Materials and Methods: In this retrospective study, 200 radiology reports (radiography and cross-sectional imaging [CT and MRI]) were compiled between June 2023 and December 2023 at one institution. There were 150 errors from five common error categories (omission, insertion, spelling, side confusion, and other) intentionally inserted into 100 of the reports and used as the reference standard. Six radiologists (two senior radiologists, two attending physicians, and two residents) and GPT-4 were tasked with detecting these errors. Overall error detection performance, error detection in the five error categories, and reading time were assessed using Wald χ2 tests and paired-sample t tests.

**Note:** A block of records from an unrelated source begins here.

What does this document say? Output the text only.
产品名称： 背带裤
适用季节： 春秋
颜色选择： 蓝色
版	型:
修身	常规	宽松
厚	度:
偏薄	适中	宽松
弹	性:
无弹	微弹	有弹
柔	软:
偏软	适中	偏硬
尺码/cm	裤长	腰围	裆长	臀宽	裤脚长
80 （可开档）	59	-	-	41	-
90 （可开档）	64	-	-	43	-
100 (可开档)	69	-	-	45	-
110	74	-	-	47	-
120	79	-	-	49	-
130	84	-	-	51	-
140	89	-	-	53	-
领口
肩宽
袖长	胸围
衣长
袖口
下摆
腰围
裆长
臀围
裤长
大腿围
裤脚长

Results: GPT-4 (detection rate, 82.7%;124 of 150; 95% CI: 75.8, 87.9) matched the average detection performance of radiologists independent of their experience (senior radiologists, 89.3% [134 of 150; 95% CI: 83.4, 93.3]; attending physicians, 80.0% [120 of 150; 95% CI: 72.9, 85.6]; residents, 80.0% [120 of 150; 95% CI: 72.9, 85.6]; P value range, .522–.99). One senior radiologist outperformed GPT-4 (detection rate, 94.7%; 142 of 150; 95% CI: 89.8, 97.3; P = .006). GPT-4 required less processing time per radiology report than the fastest human reader in the study (mean reading time, 3.5 seconds ± 0.5 [SD] vs 25.1 seconds ± 20.1, respectively; P < .001; Cohen d = −1.08). The use of GPT-4 resulted in lower mean correction cost per report than the most cost-efficient radiologist ($0.03 ± 0.01 vs $0.42 ± 0.41; P < .001; Cohen d = −1.12).

Conclusion: The radiology report error detection rate of GPT-4 was comparable with that of radiologists, potentially reducing work hours and cost.